Détail de l'album

  • DATE DE PUBLICATION /27 octobre 2017
  • LABEL /Holy Records
  • FORMAT /Digipack

Notre avis

Aimer un album, c’est aussi une question de timing. L’environnement, l’ambiance, le moral, l’état de fatigue…autant d’éléments à prendre en compte pour juger au mieux et qui font que vous allez apprécier ce qui passe dans vos oreilles, y revenir ou non. Alors que parfois, il me faut de nombreuses écoutes pour apprivoiser pleinement un opus et en parler à sa juste valeur, ici, dès les premières notes, j’ai senti qu’il se passait quelque chose. Un disque qui commence en trombe donc avec deux titres très bien écrits (La fabrique du fataliste / Noyade Abyssale) sur lesquels les français font étalage de leur talent. Leurs enregistrements dégagent une saine vitalité créative, une énergie violemment Metal et ils disposent également d’une empreinte mélancolique identifiable, nécessaire pour sortir du lot.

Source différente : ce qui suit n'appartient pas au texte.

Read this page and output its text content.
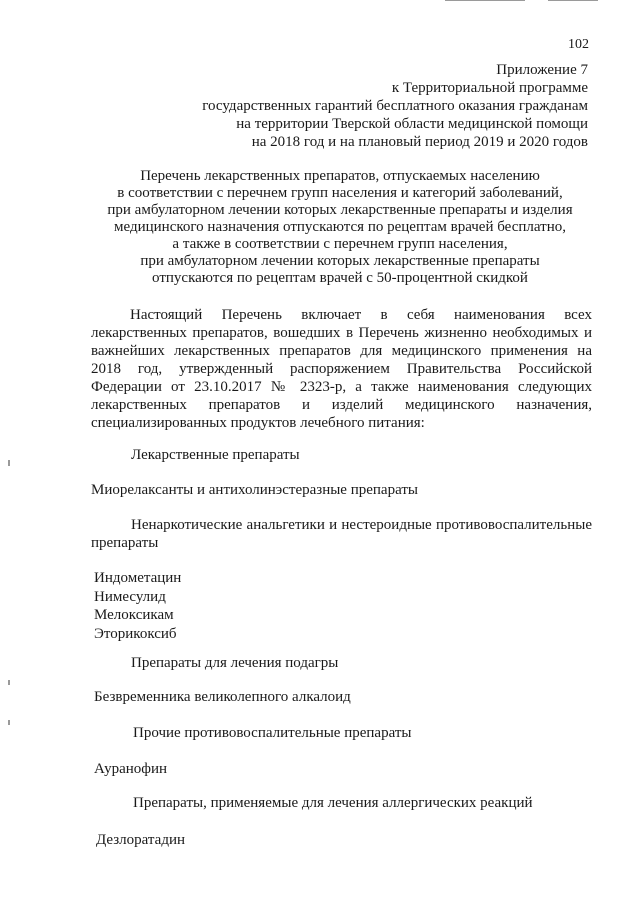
102
Приложение 7
к Территориальной программе
государственных гарантий бесплатного оказания гражданам
на территории Тверской области медицинской помощи
на 2018 год и на плановый период 2019 и 2020 годов
Перечень лекарственных препаратов, отпускаемых населению
в соответствии с перечнем групп населения и категорий заболеваний,
при амбулаторном лечении которых лекарственные препараты и изделия
медицинского назначения отпускаются по рецептам врачей бесплатно,
а также в соответствии с перечнем групп населения,
при амбулаторном лечении которых лекарственные препараты
отпускаются по рецептам врачей с 50-процентной скидкой

Настоящий Перечень включает в себя наименования всех лекарственных препаратов, вошедших в Перечень жизненно необходимых и важнейших лекарственных препаратов для медицинского применения на 2018 год, утвержденный распоряжением Правительства Российской Федерации от 23.10.2017 № 2323-р, а также наименования следующих лекарственных препаратов и изделий медицинского назначения, специализированных продуктов лечебного питания:

Лекарственные препараты

Миорелаксанты и антихолинэстеразные препараты

Ненаркотические анальгетики и нестероидные противовоспалительные препараты

Индометацин
Нимесулид
Мелоксикам
Эторикоксиб

Препараты для лечения подагры

Безвременника великолепного алкалоид

Прочие противовоспалительные препараты

Ауранофин

Препараты, применяемые для лечения аллергических реакций

Дезлоратадин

La voix nous séduit d’entrée, tandis que les guitares brodent une trame musicale dense et captivante. Misanthrope est à des années lumière de la nauséabonde galaxie mainstream, et si l’écriture des chansons prend parfois une forme plus classique, l’esprit indépendant et underground souffle plus que jamais sur ces compositions. Un groupe intelligent et pétri de bonnes intentions sonores, qui s’il reste capable de sortir de tels morceaux a encore de beaux jours devant lui. Les autres pistes sont du même acabit et l’alchimie imparable entre les rythmiques à la fois sèches et souples, les guitares aussi sauvages qu’aériennes et la voix caverneuse à souhait nous mettent en état d’apesanteur. L’expérimentation reste de mise sans que l’aspect mélodique soit délaissé.

C’est ainsi que l’on découvre des petits bijoux de compositions apparaître ici et là. A l’image des deux premiers titres que j’ai déjà évoqué où ils osent incorporer de la fragilité au milieu du larsen. Ils arrivent également à reproduire des mélodies entêtantes qui produisent un effet non négligeable sur l’auditeur, tout en ne faisant aucune concession, aussi infime soit-elle. Un effort qui témoigne des capacités du groupe à encore évoluer et un quatuor qui a su se décomplexer de ses influences musicales, tout de même assez discrètes et superbement réinvesties. La catégorie “Metal avant-gardiste” pourrait très bien définir leur musique, mais se montrerait en même temps réductrice par rapport à la richesse de celle-ci (En témoigne le fabuleux morceau “Melissa & Darvulia”).

Abouti, riche en guitares virevoltantes avec des vocaux affirmés et des rythmiques souvent alertes, voici une collection de douze titres probants et une oeuvre attractive, qui mérite de tourner plus d’une fois dans votre lecteur.